The second Italian edition of Magic Carpets was presented on purely artistic grounds: in Rome, at the Accademia di Belle Arti di Roma. The project titled Flowing Cities was to refer to two architecturally spectacular Roman peripheries – Nuovo Corviale and Laurentino 38. The invited artists, Yves Mettler (CH) and Patricia Geraldes (PT) worked with the local communities living in these utopian centres from the 1970s. The exhibition itself brought three layers of reflection and questions. Among the first were the featured artists. More or less, they worked with traditional media they were close to. Yves Mettler presented group output from a comics workshop with children which, seen together, drew a picture of the relationships in Laurentino 38 and the children’s perception of these. More than that, he adapted amazingly fast to the new environment, getting to know every corner, every piece of street art and all the colours of chipped concrete.

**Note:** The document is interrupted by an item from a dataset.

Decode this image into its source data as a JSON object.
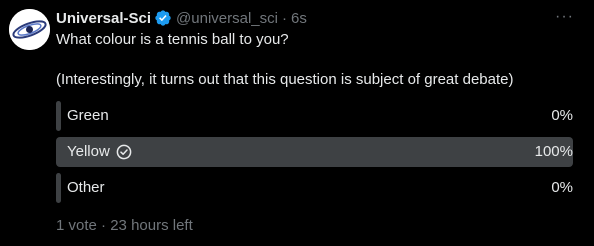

Patricia Geraldes’ works were different in atmosphere. Although they were, in a way, parallel to her colleague’s work executed in another environment, Patricia focused on the ephemerality of a site as opulent as Nuovo Corviale. She wrote the people’s stories with them, mapping the transformations of this spectacular idea over time.
Another layer was the artistic products themselves and their presentation. As I outlined above, most works were in the form of a paper comics or a diary entry, often in documentary form. Together with these workshop products, there were two video projections installed in front of the Academy. Unfortunately, this installation was entirely inadequate, particularly in the context of contemporary presentations of media art. Having two videos screened one above the other was not the best solution.
The third layer was somewhat intimate and may have remained hidden for many spectators. But at this moment, it is the most important. It rests in the creation of trust in interpersonal relationships, shifting the project further, beyond the borders of its visible outputs. Time plays a part here too: it is often more important to spend some time with someone; to give them one’s time. And I think the artists managed that wonderfully. This reflects the strength of the entire project – the aim was not simply to point out the issue of peripheries and how we think about them, but also to spend time together, consciously and valuably. At this moment, the only thing that comes to mind is whether this social activity and its generosity in enriching relationships is not more important than the necessary onetime outputs? This question, however, rests with the entire Magic Carpets project. Is it truly necessary to present the results in a documentary form without the context of location, all this implicitly placed above the form that creates worlds – the human element?